The song itself screams 80's cheese. Like, it doesn't sound out of place at all on the soundtrack to a Care Bears movie or something.
And despite that I am mesmerized and super charmed by it to no end.
This. Fucking. Shot.
Keep in mind that I was probably watching the VHS tape my dad recorded this on in like 1999 when I was five and just starting to get a sense of things. Even though this song was only 10 years old by that point, it felt like it was a lot older. The harsh way of saying it is that it sounded dated the minute Kevin Roth sang it, the more poetic way of saying it is that it feels like it's from a magical time that never happened. At least to me anyway.
It also doesn't hurt that I obviously associated this with Thomas the Tank Engine, a show that is very vague about what time period it's set in, but the books make it very clear that it's set from 1915 onward (did you know that Thomas was accidentally sent to The Island of Sodor from England due to a clerical error on the manufacturer's part during World War I?!). Much of the stories take place in the 1920's and 1930's I'd assume. Either way that itself gave off charming old times vibes.
I've long since grown out of Thomas but damn, seeing that real life train run down the tracks with that cheesy 80's music playing is a real punch to my nostalgia gut.
Apparently the footage for the theme song comes from the 1981 documentary Eighty Four Forty Four, which is about the 800 class Northern-type 4-8-4 steam locomotive that chugged along the Union Pacific Railroad many decades ago. Also the documentary itself was made by the Union Pacific Railroad Public Relations and Advertising Department so that's why it waxes nostalgia so much. It's very surreal seeing the same iconic images of the steam locomotive that I could've sworn was Henry or Gordon with a black coat of paint look somehow older than VHS footage from 1995.
In retrospect Shining Time Station as a whole must've left a big impression on me because the American-ness of that absolute unit there and the overtly Britishness of Thomas (even after localization and having George Carlin do voice-over work) should've made for weird contrasts, instead it added to the allure of a bygone era that really didn't exist. An era that must've involved The Beatles (note, Ringo Starr was a regular on Shining Time Station)! Oh how my weird 5-6 year old brain worked back then.
Or at least I think that's how I processed it, because that's more or less how I still think now even though I should and do know that all of that is false when I think about it for more than five minutes.
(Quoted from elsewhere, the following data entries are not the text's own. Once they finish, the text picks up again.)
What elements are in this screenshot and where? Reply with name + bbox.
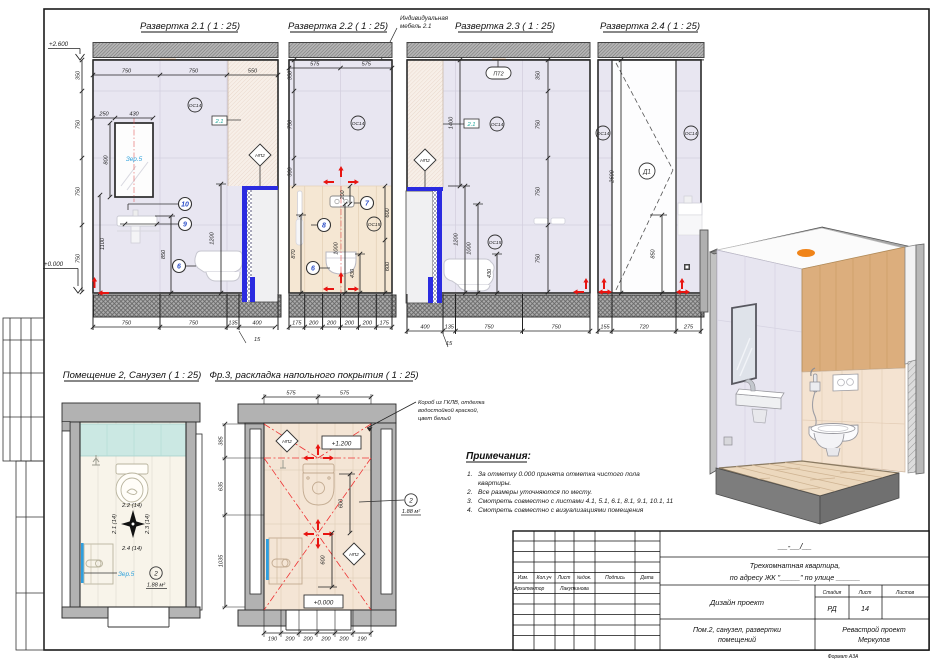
svg-text:15: 15 [254,337,261,343]
svg-text:155: 155 [600,325,610,331]
svg-text:10: 10 [181,201,189,208]
svg-text:2: 2 [153,571,158,578]
svg-text:ОС15: ОС15 [489,240,502,246]
svg-text:2.4 (14): 2.4 (14) [121,546,142,552]
svg-text:350: 350 [288,70,294,80]
svg-text:3.: 3. [467,498,473,505]
svg-text:Примечания:: Примечания: [466,451,531,462]
svg-text:1000: 1000 [334,241,340,254]
svg-text:цвет белый: цвет белый [418,415,452,422]
svg-text:750: 750 [552,325,562,331]
svg-text:2600: 2600 [610,169,616,183]
svg-text:ПТ2: ПТ2 [493,72,503,78]
svg-text:430: 430 [350,268,356,278]
svg-text:2.: 2. [466,489,473,496]
svg-text:300: 300 [288,166,294,176]
svg-text:Формат А3А: Формат А3А [828,654,859,660]
svg-text:750: 750 [76,186,82,196]
svg-text:Короб из ГКЛВ, отделка: Короб из ГКЛВ, отделка [418,400,485,406]
svg-text:135: 135 [445,325,455,331]
svg-text:750: 750 [288,119,294,129]
svg-text:Лист: Лист [557,575,571,581]
svg-text:1100: 1100 [100,237,106,250]
svg-text:Дизайн проект: Дизайн проект [709,598,764,607]
svg-text:1400: 1400 [449,116,455,129]
svg-text:Изм.: Изм. [518,575,529,581]
svg-text:1000: 1000 [467,241,473,254]
svg-text:200: 200 [320,637,331,643]
svg-text:850: 850 [651,248,657,258]
svg-text:За отметку 0.000 принята отмет: За отметку 0.000 принята отметка чистого… [478,471,640,478]
svg-text:РД: РД [827,604,836,613]
svg-text:1200: 1200 [210,231,216,244]
svg-text:Листов: Листов [895,590,915,596]
svg-text:Развертка 2.1 ( 1 : 25): Развертка 2.1 ( 1 : 25) [140,21,240,32]
svg-text:200: 200 [338,637,349,643]
svg-text:9: 9 [183,221,187,228]
svg-text:750: 750 [189,321,199,327]
svg-text:__-__/__: __-__/__ [777,541,812,551]
svg-text:350: 350 [535,70,541,80]
svg-text:ОС15: ОС15 [368,222,381,228]
svg-text:НП2: НП2 [420,158,430,164]
svg-text:350: 350 [76,70,82,80]
svg-text:+0.000: +0.000 [44,261,64,268]
svg-text:200: 200 [308,321,319,327]
svg-text:Подпись: Подпись [605,575,625,581]
svg-text:Смотреть совместно с визуализа: Смотреть совместно с визуализациями поме… [478,507,644,514]
svg-text:по адресу ЖК "_____" по улице: по адресу ЖК "_____" по улице ______ [730,573,860,582]
svg-text:Стадия: Стадия [823,590,842,596]
svg-text:14: 14 [861,604,869,613]
svg-text:Лакутинова: Лакутинова [559,586,589,592]
svg-text:НП2: НП2 [282,439,292,445]
svg-text:+0.000: +0.000 [314,600,334,607]
svg-text:№док.: №док. [577,575,592,581]
svg-text:200: 200 [362,321,373,327]
svg-text:+1.200: +1.200 [332,441,352,448]
svg-text:190: 190 [357,637,367,643]
svg-text:2: 2 [408,498,413,505]
svg-text:200: 200 [344,321,355,327]
svg-text:Развертка 2.3 ( 1 : 25): Развертка 2.3 ( 1 : 25) [455,21,555,32]
svg-text:800: 800 [104,154,110,164]
svg-text:Все размеры уточняются по мест: Все размеры уточняются по месту. [478,489,592,496]
svg-text:водостойкой краской,: водостойкой краской, [418,407,478,414]
svg-text:помещений: помещений [718,636,756,644]
svg-text:1.88 м²: 1.88 м² [402,509,421,515]
svg-text:385: 385 [219,435,225,445]
svg-text:1.88 м²: 1.88 м² [147,583,166,589]
svg-text:575: 575 [340,391,350,397]
svg-text:200: 200 [302,637,313,643]
svg-text:135: 135 [228,321,238,327]
svg-text:600: 600 [385,207,391,217]
svg-text:430: 430 [129,112,139,118]
svg-text:мебель 2.1: мебель 2.1 [400,23,431,30]
svg-text:400: 400 [420,325,430,331]
svg-text:2.1 (14): 2.1 (14) [112,514,118,535]
svg-text:200: 200 [340,189,346,200]
svg-text:Зер.5: Зер.5 [126,156,143,163]
svg-text:НП2: НП2 [349,552,359,558]
svg-text:Ревастрой проект: Ревастрой проект [842,626,906,634]
svg-text:175: 175 [379,321,389,327]
svg-text:2.1: 2.1 [214,119,223,125]
svg-text:ОС14: ОС14 [491,122,504,128]
svg-text:720: 720 [639,325,649,331]
svg-text:Помещение 2, Санузел ( 1 : 25): Помещение 2, Санузел ( 1 : 25) [63,370,202,381]
svg-text:550: 550 [248,69,258,75]
svg-text:850: 850 [161,249,167,259]
svg-text:Развертка 2.4 ( 1 : 25): Развертка 2.4 ( 1 : 25) [600,21,700,32]
svg-text:2.2 (14): 2.2 (14) [121,503,142,509]
svg-text:750: 750 [535,186,541,196]
svg-text:Развертка 2.2 ( 1 : 25): Развертка 2.2 ( 1 : 25) [288,21,388,32]
svg-text:Пом.2, санузел, развертки: Пом.2, санузел, развертки [693,627,781,634]
svg-text:870: 870 [291,248,297,258]
svg-text:250: 250 [98,112,109,118]
svg-text:6: 6 [311,265,315,272]
svg-text:Дата: Дата [639,575,653,581]
svg-text:600: 600 [339,498,345,508]
svg-text:Архитектор: Архитектор [513,586,544,592]
svg-text:175: 175 [292,321,302,327]
svg-text:Д1: Д1 [642,170,651,176]
svg-text:575: 575 [362,62,372,68]
svg-text:ОС14: ОС14 [352,121,365,127]
svg-text:575: 575 [286,391,296,397]
svg-text:Смотреть совместно с листами 4: Смотреть совместно с листами 4.1, 5.1, 6… [478,498,673,505]
svg-text:Трехкомнатная квартира,: Трехкомнатная квартира, [750,561,840,570]
svg-text:2.1: 2.1 [466,122,475,128]
svg-text:750: 750 [484,325,494,331]
svg-text:Фр.3, раскладка напольного пок: Фр.3, раскладка напольного покрытия ( 1 … [209,370,418,381]
svg-text:750: 750 [122,321,132,327]
svg-text:190: 190 [268,637,278,643]
svg-text:+2.600: +2.600 [49,41,69,48]
svg-text:ОС14: ОС14 [597,131,610,137]
svg-text:635: 635 [219,481,225,491]
svg-text:600: 600 [321,554,327,564]
svg-text:4.: 4. [467,507,473,514]
svg-text:НП2: НП2 [255,153,265,159]
svg-text:8: 8 [322,222,326,229]
svg-text:575: 575 [310,62,320,68]
svg-text:Индивидуальная: Индивидуальная [400,15,449,22]
svg-text:430: 430 [487,268,493,278]
svg-text:750: 750 [189,69,199,75]
svg-text:6: 6 [177,263,181,270]
svg-text:квартиры.: квартиры. [478,480,511,487]
svg-text:Меркулов: Меркулов [858,637,890,644]
svg-text:ОС14: ОС14 [189,103,202,109]
svg-text:750: 750 [76,253,82,263]
svg-text:1.: 1. [467,471,473,478]
svg-text:Кол.уч: Кол.уч [537,575,552,581]
svg-text:750: 750 [535,119,541,129]
svg-text:400: 400 [252,321,262,327]
svg-text:275: 275 [683,325,694,331]
svg-text:200: 200 [326,321,337,327]
svg-text:600: 600 [385,261,391,271]
svg-text:1200: 1200 [454,232,460,245]
svg-text:750: 750 [535,253,541,263]
svg-text:2.3 (14): 2.3 (14) [145,514,151,535]
svg-text:750: 750 [76,119,82,129]
svg-text:ОС14: ОС14 [685,131,698,137]
svg-text:Зер.5: Зер.5 [118,571,135,578]
svg-text:1035: 1035 [219,554,225,567]
svg-text:200: 200 [284,637,295,643]
svg-text:Лист: Лист [858,590,872,596]
svg-text:750: 750 [122,69,132,75]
Anyway, instead of examining what five year old Kenny thought, let's finish this post off with a nice analysis of the song. I really want to know what makes it tick even now.
Lyrics:
- Reach for the speed,
- Reach for the whistle
- Go where the rail may run
- Reach for the words,
- Reach for the story
- Follow the Rainbow Sun
- To a Shining Time Station
- Where dreams can come true
- Waiting there for you
- So much to see,
- So far to travel
- So much to learn, to know
- Friends by your side,
- Hopes to hold on to
- Who knows how far you'll go
- To a Shining Time Station
- Where dreams can come true
- Your own imagination
- Waiting there for you
Of course, now that I've listened to the song in full again for the first time in years I notice that it kinda includes some somber sadness. There's a real vibe here that whatever the "Shining Time Station" is supposed to represent is long gone (and the way this song sounds super dated only adds to that), but that if you ever come back to it it'll embrace you any time.
I've gone back and forth on what exactly "Shining Time Station" represents, but my final take is that it's your childhood innocence. The stuff you left behind a long time ago chasing adventures on the other side of the rainbow. Which I'm going to interpret as turning into an adult. But no matter how far away you go, it'll always be there waiting for you. Presumably with the childhood dreams and imagery you had for your future self to compare to the awful adult you actually turned into still there too.
Come back soon indeed.
As always thanks for stopping by and take care :).